Sample Study Questions

First Set of Study Questions

The first questions in our study together give us an opportunity to reflect on our own life journey and consider what has brought us to where we are now. By looking back at our early lives, we begin to recognize our formative experiences and how they contributed to particular qualities and liabilities as well as our loss of contact with Being.

The following questions will help you remember your early journey. Do not feel obliged to address all of these. Instead, use them as jumping-off points for your own reflections.

Think back to the earliest years of your childhood. What feelings, senses, thoughts come to mind as you explore:
•   Your connection with your mother in your first year of life?
•   Your later experience of noticing your separate self?
•   Your widening to include your father?
•   Further widening to others as your world got larger?

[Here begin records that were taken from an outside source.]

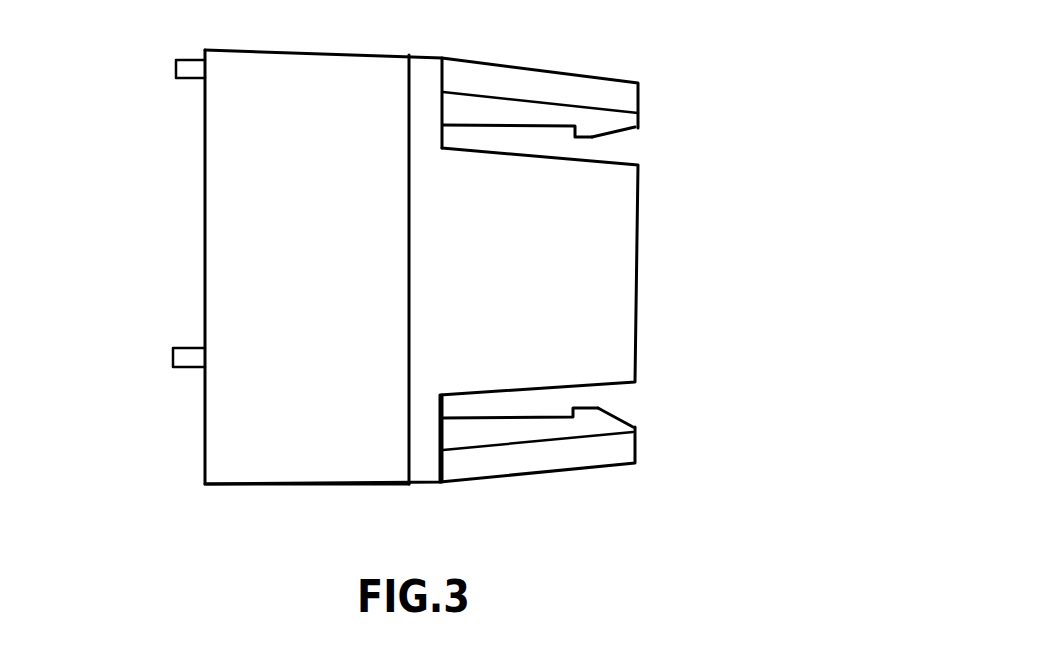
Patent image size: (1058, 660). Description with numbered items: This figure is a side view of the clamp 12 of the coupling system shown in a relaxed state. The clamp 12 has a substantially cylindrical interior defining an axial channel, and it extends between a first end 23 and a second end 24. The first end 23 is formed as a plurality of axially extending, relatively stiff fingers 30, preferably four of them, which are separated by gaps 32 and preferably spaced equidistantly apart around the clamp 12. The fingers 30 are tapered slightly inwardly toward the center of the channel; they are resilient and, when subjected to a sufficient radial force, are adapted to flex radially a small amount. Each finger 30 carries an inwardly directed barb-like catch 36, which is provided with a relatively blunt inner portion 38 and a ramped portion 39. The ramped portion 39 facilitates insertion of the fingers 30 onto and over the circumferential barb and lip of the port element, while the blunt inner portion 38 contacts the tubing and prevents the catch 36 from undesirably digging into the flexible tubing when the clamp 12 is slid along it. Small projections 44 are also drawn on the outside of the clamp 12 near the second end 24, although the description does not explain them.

The clamp 12 is at (328, 50).
The first end 23 is at (640, 97).
The second end 24 is at (200, 457).
The fingers 30 is at (563, 113).
The gaps 32 is at (598, 400).
The catch 36 is at (575, 128).
The blunt inner portion 38 is at (592, 138).
The ramped portion 39 is at (627, 130).
The mounting tab 44 is at (187, 62).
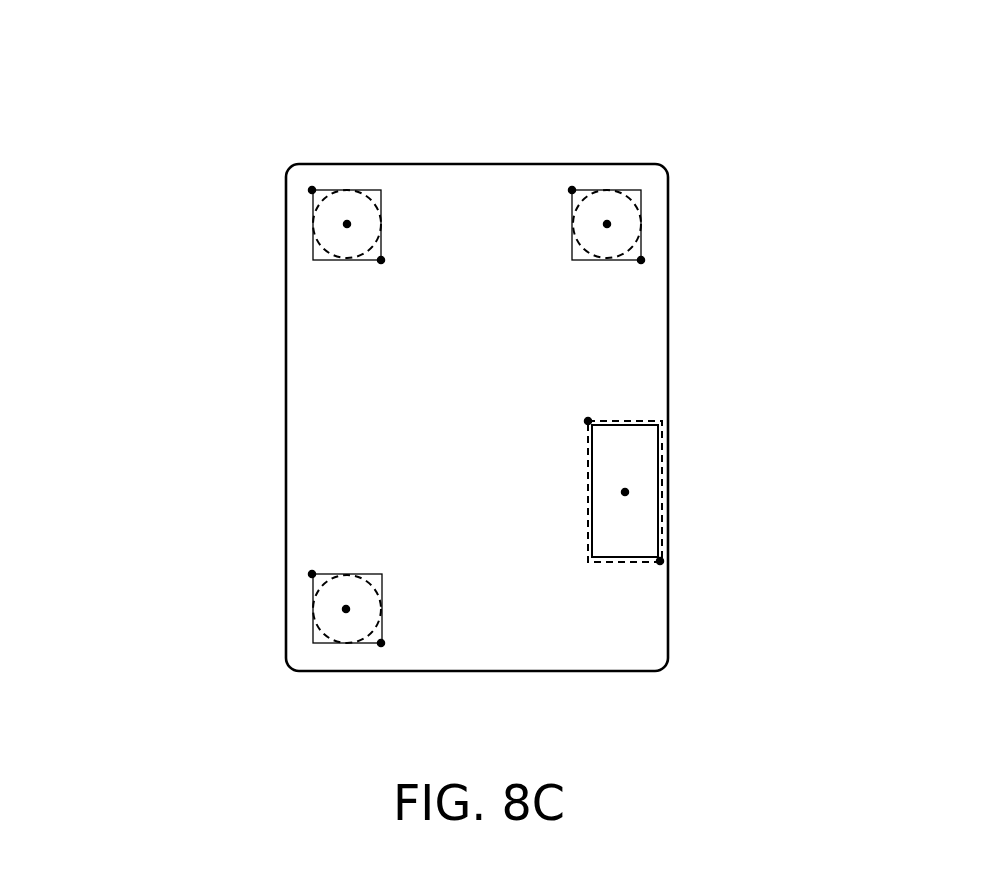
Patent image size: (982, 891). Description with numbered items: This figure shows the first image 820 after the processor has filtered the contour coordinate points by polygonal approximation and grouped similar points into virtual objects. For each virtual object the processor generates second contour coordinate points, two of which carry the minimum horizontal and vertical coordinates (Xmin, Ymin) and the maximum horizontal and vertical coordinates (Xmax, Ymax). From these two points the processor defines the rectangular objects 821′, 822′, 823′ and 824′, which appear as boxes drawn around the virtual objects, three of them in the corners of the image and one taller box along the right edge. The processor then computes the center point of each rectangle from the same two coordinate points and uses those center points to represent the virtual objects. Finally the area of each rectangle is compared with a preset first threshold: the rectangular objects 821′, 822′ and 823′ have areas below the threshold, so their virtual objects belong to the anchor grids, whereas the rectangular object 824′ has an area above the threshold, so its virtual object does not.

The first image 820 is at (462, 107).
The rectangular object 821′ is at (312, 574).
The rectangular object 822′ is at (381, 260).
The rectangular object 823′ is at (641, 199).
The rectangular object 824′ is at (661, 446).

Then look at your childhood and adolescence.
•   What were the formative experiences?
•   Which family members and/or other individuals played a role in these experiences?
•   Who in your family did you try to emulate?
•   Who did you tend to relate poorly to?
•   How did these individuals affect your emerging personality and sense of self?


Second Set of Study Questions

Claudio Naranjo teaches that the origin of our personality structure is rooted in our "sensitivity" to one particular Holy Idea. In other words, when we are born, one of the Holy Ideas is tenuous for us. As our early childhood experiences and their impacts are filtered through this sensitivity, we lose sight of this particular Holy Idea and its way of helping us perceive things, and in its place we substitute a fixed and distorted perspective.

1. Consider the three core fixations of the Enneagram triads-the desire to connect (the heart triad), fear or aversion (the head triad), and self-forgetting (the belly-based triad). Which triad was most reinforced by your childhood and adolescent experiences?

2. Looking back to your childhood and adolescence, how early are you able to recognize the emergence of your Enneagram pattern?

3. What preference for a particular sub-type do you recognize as you reflect on the connections with your mother, father, self, and others?

4. Do you recognize the presence of either of your wing points? In what ways do they stand out?

5. Due to the positive or negative circumstances in your life during these formative years, did you tend to spend time in your stress point or in your secure point?